While conducting a search warrant for drugs on the 11th floor of the 29 storey building, Burnaby RCMP officers found more than they were looking for… 10 sticks of dynamite and several small bombs! As soon as Matt heard the news on Twitter, he headed over to Grandpa’s to make sure that he was okay.

Dad is a distinctive looking man. Though slightly stooped by age, he once stood 6 feet 6 inches tall and only weighs about 170 pounds (yes, that’s definitely where I got my skinny genes!). He’s fairly frail and walks with a cane. The officer that Matthew spoke with knew immediately who he was looking for and told him that he had seen Dad waiting in the lobby earlier. He assumed that he had had gone to the nearby community centre that had been opened as an evacuation centre and directed Matthew there.
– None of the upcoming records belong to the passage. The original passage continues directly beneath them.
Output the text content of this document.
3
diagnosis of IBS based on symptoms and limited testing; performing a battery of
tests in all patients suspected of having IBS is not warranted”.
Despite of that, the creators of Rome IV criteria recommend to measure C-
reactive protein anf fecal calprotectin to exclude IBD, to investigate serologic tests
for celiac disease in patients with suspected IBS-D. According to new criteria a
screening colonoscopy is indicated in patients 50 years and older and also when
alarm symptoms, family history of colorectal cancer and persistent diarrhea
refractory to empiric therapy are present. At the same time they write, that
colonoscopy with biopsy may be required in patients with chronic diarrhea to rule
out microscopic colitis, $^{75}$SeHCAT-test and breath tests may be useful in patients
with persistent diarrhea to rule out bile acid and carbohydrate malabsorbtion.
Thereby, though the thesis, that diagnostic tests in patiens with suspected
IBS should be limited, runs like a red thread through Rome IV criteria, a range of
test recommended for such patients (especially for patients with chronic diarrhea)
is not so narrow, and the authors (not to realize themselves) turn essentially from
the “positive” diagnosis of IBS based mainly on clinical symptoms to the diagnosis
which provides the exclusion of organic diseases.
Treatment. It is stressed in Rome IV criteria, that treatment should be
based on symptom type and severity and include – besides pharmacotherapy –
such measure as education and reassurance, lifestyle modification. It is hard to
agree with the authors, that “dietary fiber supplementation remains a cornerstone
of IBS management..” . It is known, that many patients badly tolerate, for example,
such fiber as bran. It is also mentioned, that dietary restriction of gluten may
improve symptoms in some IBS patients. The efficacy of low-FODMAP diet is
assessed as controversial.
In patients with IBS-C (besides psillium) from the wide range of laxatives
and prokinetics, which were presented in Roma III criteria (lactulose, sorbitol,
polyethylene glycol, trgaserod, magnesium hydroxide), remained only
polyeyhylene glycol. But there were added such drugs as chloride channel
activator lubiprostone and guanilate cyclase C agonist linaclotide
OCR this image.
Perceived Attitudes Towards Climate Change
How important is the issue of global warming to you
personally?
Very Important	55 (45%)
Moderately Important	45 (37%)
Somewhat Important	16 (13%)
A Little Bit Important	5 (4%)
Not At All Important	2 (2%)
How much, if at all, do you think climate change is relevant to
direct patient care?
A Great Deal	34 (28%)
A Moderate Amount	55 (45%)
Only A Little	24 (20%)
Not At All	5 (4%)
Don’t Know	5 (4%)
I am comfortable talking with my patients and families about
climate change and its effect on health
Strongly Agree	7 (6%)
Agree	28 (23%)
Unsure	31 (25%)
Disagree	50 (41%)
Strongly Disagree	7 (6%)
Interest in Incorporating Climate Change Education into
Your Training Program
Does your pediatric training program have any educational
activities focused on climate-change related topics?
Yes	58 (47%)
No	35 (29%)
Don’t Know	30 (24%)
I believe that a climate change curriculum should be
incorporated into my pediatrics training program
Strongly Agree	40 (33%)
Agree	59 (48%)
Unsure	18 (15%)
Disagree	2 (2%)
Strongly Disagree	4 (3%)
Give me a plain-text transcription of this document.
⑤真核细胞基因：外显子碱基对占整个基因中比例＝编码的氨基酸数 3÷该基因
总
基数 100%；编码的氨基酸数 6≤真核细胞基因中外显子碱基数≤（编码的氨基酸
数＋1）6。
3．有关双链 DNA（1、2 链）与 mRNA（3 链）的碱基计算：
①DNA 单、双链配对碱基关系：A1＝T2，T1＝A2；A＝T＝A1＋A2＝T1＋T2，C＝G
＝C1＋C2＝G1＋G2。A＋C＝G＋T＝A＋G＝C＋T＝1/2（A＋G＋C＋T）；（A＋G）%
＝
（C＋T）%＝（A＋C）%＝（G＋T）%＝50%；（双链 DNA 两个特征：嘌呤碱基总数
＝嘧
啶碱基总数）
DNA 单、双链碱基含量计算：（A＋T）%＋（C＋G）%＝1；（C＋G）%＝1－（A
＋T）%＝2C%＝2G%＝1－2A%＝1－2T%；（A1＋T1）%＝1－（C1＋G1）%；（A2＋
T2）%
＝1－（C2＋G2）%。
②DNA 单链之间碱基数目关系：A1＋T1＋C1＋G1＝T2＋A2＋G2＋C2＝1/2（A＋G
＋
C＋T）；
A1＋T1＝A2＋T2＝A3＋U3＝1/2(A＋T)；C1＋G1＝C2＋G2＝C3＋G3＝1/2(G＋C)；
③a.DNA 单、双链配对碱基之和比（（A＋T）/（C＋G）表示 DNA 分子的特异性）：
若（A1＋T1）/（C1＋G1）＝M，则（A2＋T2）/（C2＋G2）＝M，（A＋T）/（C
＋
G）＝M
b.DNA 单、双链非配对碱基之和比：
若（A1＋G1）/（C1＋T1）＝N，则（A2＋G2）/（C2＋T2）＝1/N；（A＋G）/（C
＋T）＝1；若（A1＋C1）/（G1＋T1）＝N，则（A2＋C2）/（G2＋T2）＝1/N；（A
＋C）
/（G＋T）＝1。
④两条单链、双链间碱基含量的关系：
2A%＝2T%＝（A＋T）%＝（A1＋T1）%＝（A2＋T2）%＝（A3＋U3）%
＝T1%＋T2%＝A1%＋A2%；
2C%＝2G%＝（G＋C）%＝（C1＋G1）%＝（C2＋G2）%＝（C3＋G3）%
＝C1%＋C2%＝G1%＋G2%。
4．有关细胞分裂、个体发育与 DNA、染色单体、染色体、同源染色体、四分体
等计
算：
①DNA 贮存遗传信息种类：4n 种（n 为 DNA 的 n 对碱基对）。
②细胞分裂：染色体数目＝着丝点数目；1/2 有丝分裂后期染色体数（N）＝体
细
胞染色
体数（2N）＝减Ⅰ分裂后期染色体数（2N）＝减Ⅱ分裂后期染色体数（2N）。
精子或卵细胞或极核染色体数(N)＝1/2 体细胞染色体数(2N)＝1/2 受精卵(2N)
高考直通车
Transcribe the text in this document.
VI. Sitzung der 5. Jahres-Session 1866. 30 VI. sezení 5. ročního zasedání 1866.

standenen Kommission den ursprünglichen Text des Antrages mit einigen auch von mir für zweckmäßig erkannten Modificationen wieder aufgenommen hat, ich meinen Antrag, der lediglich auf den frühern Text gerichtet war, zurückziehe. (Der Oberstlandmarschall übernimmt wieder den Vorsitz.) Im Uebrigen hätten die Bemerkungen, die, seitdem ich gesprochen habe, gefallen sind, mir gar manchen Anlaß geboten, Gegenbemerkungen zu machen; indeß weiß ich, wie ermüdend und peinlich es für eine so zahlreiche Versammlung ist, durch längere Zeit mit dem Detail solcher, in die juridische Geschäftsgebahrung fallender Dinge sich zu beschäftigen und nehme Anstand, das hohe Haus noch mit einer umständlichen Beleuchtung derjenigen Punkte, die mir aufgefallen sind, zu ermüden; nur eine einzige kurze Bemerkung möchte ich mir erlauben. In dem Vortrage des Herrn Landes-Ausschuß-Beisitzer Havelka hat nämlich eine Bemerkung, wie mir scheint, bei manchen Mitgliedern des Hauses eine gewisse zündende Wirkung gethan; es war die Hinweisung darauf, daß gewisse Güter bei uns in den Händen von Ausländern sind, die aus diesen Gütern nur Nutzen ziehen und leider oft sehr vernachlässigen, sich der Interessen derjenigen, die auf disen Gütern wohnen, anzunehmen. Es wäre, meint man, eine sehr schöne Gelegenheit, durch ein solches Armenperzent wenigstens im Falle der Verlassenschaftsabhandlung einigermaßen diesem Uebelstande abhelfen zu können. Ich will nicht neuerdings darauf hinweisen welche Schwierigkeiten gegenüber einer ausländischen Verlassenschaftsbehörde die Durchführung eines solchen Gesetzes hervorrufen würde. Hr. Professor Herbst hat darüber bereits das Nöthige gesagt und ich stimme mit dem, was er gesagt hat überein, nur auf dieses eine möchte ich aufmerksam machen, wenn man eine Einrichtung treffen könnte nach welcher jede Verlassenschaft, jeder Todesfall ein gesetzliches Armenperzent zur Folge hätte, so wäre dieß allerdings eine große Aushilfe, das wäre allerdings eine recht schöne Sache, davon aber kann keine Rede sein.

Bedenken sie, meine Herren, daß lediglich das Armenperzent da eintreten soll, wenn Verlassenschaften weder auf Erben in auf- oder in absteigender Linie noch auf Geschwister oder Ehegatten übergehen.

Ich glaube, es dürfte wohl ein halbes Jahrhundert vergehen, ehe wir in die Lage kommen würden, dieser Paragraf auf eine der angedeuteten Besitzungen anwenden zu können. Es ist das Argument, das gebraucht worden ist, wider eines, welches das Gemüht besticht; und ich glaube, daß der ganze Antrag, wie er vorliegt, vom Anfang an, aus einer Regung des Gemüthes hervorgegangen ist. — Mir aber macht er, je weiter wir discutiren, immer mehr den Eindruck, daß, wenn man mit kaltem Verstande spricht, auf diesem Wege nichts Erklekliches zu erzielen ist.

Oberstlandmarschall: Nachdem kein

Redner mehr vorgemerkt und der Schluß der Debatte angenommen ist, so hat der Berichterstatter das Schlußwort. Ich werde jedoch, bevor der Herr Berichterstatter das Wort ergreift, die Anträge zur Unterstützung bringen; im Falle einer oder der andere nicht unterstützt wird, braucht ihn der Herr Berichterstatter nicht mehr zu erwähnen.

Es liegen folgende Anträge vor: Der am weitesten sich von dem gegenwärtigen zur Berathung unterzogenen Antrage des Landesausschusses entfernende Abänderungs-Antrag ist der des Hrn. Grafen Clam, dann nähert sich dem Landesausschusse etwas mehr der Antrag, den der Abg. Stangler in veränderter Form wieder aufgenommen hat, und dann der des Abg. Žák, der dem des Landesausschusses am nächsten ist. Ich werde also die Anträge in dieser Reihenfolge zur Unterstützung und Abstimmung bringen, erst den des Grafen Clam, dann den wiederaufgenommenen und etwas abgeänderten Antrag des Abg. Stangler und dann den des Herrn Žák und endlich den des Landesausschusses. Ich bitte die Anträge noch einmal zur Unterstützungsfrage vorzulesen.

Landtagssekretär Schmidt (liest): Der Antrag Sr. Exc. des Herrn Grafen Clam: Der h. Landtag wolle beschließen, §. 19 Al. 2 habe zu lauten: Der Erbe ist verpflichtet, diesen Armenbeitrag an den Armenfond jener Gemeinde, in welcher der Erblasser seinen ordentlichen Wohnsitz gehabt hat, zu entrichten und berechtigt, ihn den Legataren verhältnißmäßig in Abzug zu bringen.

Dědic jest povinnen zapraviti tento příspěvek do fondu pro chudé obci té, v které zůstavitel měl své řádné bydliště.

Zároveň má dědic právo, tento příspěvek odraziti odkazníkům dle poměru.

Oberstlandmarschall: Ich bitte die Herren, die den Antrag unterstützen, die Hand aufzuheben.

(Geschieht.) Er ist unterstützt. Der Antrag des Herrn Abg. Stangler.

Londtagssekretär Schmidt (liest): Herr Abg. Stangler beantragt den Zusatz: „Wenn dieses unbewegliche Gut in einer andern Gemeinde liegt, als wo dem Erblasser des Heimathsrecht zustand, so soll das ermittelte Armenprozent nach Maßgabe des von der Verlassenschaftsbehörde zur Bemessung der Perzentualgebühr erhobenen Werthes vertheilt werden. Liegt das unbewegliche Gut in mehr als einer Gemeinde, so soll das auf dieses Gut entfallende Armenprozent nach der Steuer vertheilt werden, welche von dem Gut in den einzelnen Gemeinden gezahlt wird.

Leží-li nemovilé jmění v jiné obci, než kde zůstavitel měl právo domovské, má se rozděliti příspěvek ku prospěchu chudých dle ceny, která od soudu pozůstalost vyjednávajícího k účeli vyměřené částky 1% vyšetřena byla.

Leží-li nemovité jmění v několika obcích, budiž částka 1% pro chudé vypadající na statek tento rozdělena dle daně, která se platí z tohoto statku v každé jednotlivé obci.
Dad wasn’t there nor was he at the care facility where Mom lives. Unable to find him, Matt headed home and called me.

I assumed that Dad might have called someone from his church and that they had picked him up but I had no way of knowing for sure. I called my sister who agreed that that was a likely scenario but neither of us had a name or a phone number to call. We discussed the fact that Dad is of sound mind and wouldn’t just wander away into the night. We agreed not to panic and I crawled back into bed.

That’s when the phone rang a second time! It was Matt’s wife, Robin. The evacuation centre had called. Dad was there and Matt was on his way back to pick him up. Their plan was to bring him back to their place for the night but when Matt got there, he was told that the order was about to be lifted. He waited with Dad then took him back to the apartment. All was well!

It wasn’t until this morning that I learned that when Matt went over the first time, Dad was actually sitting in a warm bus outside the building waiting to see what was going to happen. He sat there for an hour and a half before being taken to the evacuation centre.

Dad doesn’t carry a cell phone and he probably wouldn’t have called anyone if he did. He knew he was okay and had no idea that anyone was worrying about him. As my niece pointed out, he doesn’t understand how fast news travels these days. We’re just relieved to know that he was in a safe, warm place where he was able to sit and wait in relative comfort! We’re also very grateful that something of this nature didn’t happen while Mom was still living at home. That would have been a much greater ordeal.

I think I’m going to escape all this family drama and go to China! We leave later this afternoon!